From the Session Report tab, you can filter out the sessions to only include the reference load injector. This reference load injector excludes the hardware stress (it runs only one virtual user) during the test execution so that you can compare it with the heavily loaded versions.

LoadView Session Report


After filtering the reference load injector sessions, you can playback the execution video to compare the load injectors and the reference user using the video button.

LoadView Reference Server


Waterfall Charts

Finally, waterfall charts give in-depth knowledge about your web interface and bottlenecks. For example, a website consists of file requests made to the web server (CSS files, JavaScript files, HTML files, etc.). Using the waterfall chart, we can understand which request is the blocking factor, increasing the load speed. Eliminating the blocking element, making the requests asynchronous or only loading the critical CSS first, and then the rest of the CSS after can decrease the load time.
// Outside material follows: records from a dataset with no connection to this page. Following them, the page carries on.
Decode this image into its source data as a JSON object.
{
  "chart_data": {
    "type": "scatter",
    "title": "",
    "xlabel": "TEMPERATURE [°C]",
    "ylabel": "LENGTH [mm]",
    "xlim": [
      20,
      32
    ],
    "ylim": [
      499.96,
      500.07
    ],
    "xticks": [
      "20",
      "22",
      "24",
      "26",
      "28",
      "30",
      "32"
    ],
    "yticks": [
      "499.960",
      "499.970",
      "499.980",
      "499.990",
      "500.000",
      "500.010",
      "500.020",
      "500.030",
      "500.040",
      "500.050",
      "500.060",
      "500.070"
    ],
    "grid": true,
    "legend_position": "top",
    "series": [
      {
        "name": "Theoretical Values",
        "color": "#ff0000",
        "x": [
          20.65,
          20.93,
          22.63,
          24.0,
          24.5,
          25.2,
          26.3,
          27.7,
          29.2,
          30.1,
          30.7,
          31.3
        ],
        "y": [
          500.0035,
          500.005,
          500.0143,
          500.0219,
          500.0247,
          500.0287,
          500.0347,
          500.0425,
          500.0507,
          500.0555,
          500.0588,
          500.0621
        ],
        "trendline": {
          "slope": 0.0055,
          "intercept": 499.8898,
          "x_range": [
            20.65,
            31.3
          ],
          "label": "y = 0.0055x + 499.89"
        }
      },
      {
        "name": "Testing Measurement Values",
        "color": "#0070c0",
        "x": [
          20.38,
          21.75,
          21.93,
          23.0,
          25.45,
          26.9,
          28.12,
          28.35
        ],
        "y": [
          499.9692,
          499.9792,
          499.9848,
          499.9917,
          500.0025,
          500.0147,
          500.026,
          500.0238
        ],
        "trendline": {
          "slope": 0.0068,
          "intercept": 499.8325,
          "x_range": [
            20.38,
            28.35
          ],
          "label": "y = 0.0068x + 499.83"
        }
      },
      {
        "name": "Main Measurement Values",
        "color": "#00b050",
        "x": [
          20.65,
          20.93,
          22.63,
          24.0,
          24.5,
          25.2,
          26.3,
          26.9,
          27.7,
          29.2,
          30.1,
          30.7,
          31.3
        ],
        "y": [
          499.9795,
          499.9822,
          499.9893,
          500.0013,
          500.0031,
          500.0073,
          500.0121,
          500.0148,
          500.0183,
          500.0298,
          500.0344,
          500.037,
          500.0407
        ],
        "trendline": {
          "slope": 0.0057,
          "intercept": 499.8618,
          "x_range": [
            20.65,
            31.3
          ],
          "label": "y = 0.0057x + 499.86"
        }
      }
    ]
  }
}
Understanding these blocking factors in the early stage of development or launch can save a significant amount of budget and time, resulting in better traffic and capacity management. For more in-depth information about waterfall charts, read our blog article about optimizing web performance by understanding waterfall charts.


loadview waterfall chart


Conclusion: Load Testing Overview and Understanding Reports & Waterfall Charts

If your website or application is subject to a service level agreement (SLA),  load testing becomes a must to show your clients that the software is ready for the expected amount of load.  For example, if you already have a predetermined transaction goal, or know (approximately) the number of visitors you expect on your website or application during a specific time period, running a goal-based curve test will help confirm your site or application meets the pre-defined requirements.

Furthermore, generating increased load on a websites or applications can help predict application performance for heavier user load in the future. This is typically done for capacity planning purposes. The results of your load tests can help you determine the individual elements that need immediate attention. Additionally, LoadView keeps your previous test results so that they can be be used as benchmarks against new performance metrics after making changes to your site or application.